Federal Reserve Chairman Ben Bernanke has warned repeatedly about the fallout from a debt-ceiling breach. (Chet Susslin)

Federal Reserve Chairman Ben Bernanke is worried about the game of chicken that’s being played between the White House and Congress over the debt ceiling — and not only for the obvious reason that the stakes for the economy are huge and would affect the central bank's monetary-policy stance. Given its supervisory and operational role in financial markets, the Fed would also have a direct role in trying to contain the financial fallout if Congress misses the mid-February to early March deadline for raising the debt limit. So if Bernanke and his colleagues at the central bank are losing sleep over the next fiscal showdown, no one should blame them.

During the 2011 debt-ceiling fight, Bernanke was vocal about the risks of a default on the country's debt. He has spoken out about the upcoming struggle as well.


"It's very, very important that Congress takes the necessary action to raise the debt ceiling to avoid a situation where our government doesn't pay its bills,” Bernanke said Monday in an appearance at the University of Michigan’s Gerald R. Ford School of Public Policy.
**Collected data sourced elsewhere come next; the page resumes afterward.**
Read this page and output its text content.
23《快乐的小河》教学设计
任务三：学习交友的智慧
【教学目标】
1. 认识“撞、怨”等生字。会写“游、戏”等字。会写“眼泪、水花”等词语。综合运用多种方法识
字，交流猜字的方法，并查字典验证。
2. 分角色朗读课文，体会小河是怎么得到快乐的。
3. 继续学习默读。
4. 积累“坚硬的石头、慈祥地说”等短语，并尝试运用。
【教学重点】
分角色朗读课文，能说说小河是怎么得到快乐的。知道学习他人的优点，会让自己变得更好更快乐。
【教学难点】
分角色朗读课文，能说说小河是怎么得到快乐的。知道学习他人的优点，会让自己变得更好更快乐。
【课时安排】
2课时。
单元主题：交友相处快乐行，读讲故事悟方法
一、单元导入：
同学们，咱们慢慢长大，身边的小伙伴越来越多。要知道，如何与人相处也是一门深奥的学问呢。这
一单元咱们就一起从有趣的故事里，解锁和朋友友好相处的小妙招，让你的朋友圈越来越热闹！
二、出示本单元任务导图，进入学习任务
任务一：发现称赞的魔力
Brian Smedley, an interest-rate strategist at Bank of America Merrill Lynch who previously worked as a trader and analyst at the New York Fed, walked National Journal through some of the problems the Fed would grapple with if Congress refused to raise the debt limit. (Smedley, as other economists do, cautioned that a U.S. default is "unprecedented" and it is impossible to predict the precise course of events that would unfold). Here's a look at the actions the Fed may have to take if brinksmanship turns into a stalemate—and a default:

  • Act as the nation's lender of last resort. If payments on government bonds are delayed, doubts would sink in about the ability of financial institutions to make good on their obligations in a timely manner. The Fed would then have to step in to provide short-term loans to banks to allow them to conduct their regular daily business.
  • Keep markets running smoothly. The Fed would likely step in if there was a disruption in the functioning of securities markets. If investors began selling off short-term government securities in the wake of a default, for example, the Fed could purchase Treasury securities, something it is already doing through its open-ended bond-buying program known to Wall Street as quantitative easing. (However, one Fed official, Philadelphia Fed President Charles Plosser, recently argued that the bank shouldn't use monetary policy to keep financial markets stable. It should instead rely on its supervisory and regulatory role for that end, he said.) 
  • Deploy its bank supervisors. The Fed supervises the country’s financial institutions and is responsible for monitoring their safety and soundness. With massive ripple effects through the financial system expected in the event of a default, the Fed would have to ensure that banks are positioned to manage that event.
  • Monitor risks abroad. Economists have warned about the global shock waves from a U.S. default. If the government had to stop payments in many areas, the result could be “a lasting increase in the risk premium on the world’s most important ‘risk-free’ financial asset—U.S. Treasury securities,” analysts at Deutsche Bank warned last week. The Fed, which has a number of roles in the international arena, would have to look at the international effects of default and the likelihood that the global turmoil would reinforce problems in the United States.
  • Adjust its monetary policy. The Fed conducts its monetary policy based on the health of the economy and its projected path. A default, with its disastrous economic effects, would likely spur the Fed to expand its current policies or to try new methods to rescue the economy. But it's not clear how much the bank could help. It has already cut short-term interest rates to zero. It has already announced open-ended quantitative easing. The Fed could expand its bond-buying program, but economists have warned that simply increasing QE might have diminishing returns. “Unfortunately, there’s very little the Fed could do if the government defaulted to offset that type of shock to the economy,” Smedley said. In other words, the bank might have to watch the recovery it’s been trying to help along take another huge hit.